Marescot se mit en boule, superbe de dédain pour ces malheurs de la caisse, et d’un coup d’épaule, laissa tomber ce mot :

— Et quand ce serait par millions, môssieu ?

Poncelet était habitué aux boutades du Crésus ; mais devant cette énormité, il prit le parti de rire, ne jugeant pas qu’il convînt de répondre sérieusement à une pareille plaisanterie. Il était prodigieux, le Marescot, avec ses millions ! On n’aurait plus eu qu’à fermer les portes en attendant qu’une autre Société reprît les affaires. Alors l’ex-charbonnier lui réitéra l’ordre donné à Jamioul d’avoir à prélever sur son dividende les cinq mille francs, et il ajouta qu’il chargeait l’ingénieur du soin de la répartition.

— Comme vous voudrez ! répondit Poncelet, redevenu froid.

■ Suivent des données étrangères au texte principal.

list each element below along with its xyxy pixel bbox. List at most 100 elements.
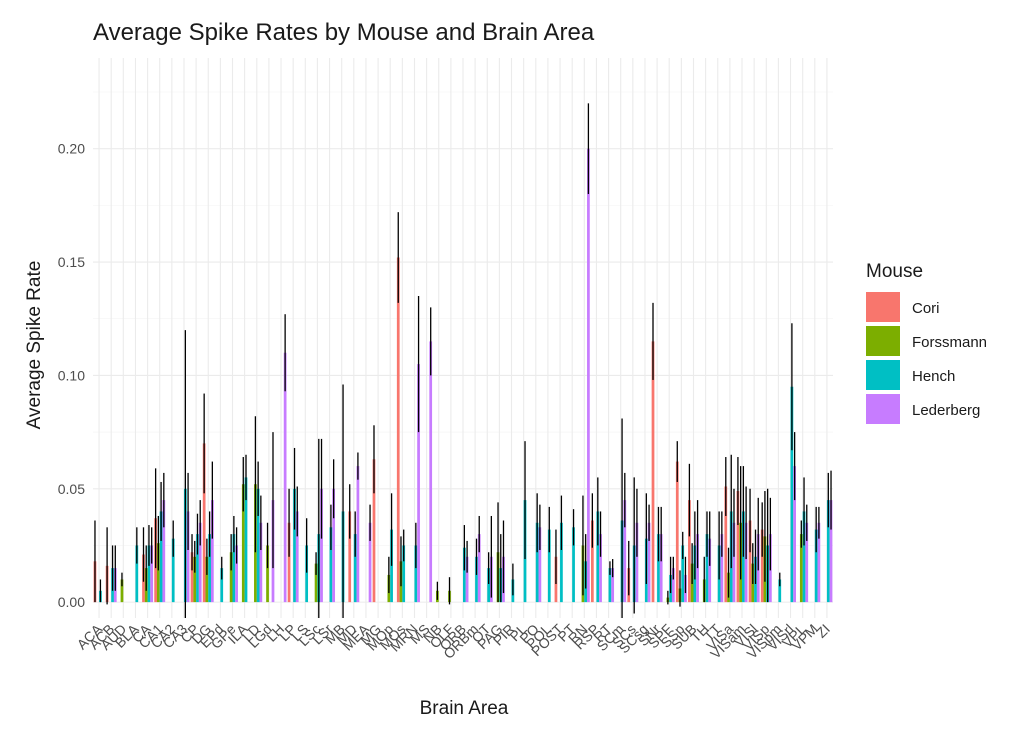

Vous êtes évidemment le maître d’employer votre argent à ce qu’il vous plaît. Ce ne sont pas mes affaires. Mais permettez-moi de vous faire observer qu’en faisant de Jamioul votre fondé de pouvoirs, vous nuisez au prestige de la gérance.

Une malice pétilla dans l’œil de Marescot.

— Poncelet, ricana-t-il, je vous vois venir, vous voudriez donner à supposer que l’argent de papa Marescot sort de la caisse ? Hein ! pas vrai ? Mais, sac à papier, il ne me convient pas de payer pour des Tombeux ni les autres. Mon argent est à moi, et puisque je le donne, j’entends qu’on sache que la boutique n’y est pour rien.

Avec le compère, rien ne servait de ratiociner : il fallait toujours qu’il eût le dernier mot. Poncelet, qui de longue date connaissait son opiniâtreté en toute chose, n’essaya pas de le contrarier ; il se remit à fouiller dans ses paperasses en disant seulement :

— Voyons, ne vous fâchez pas : ce sera comme vous voudrez.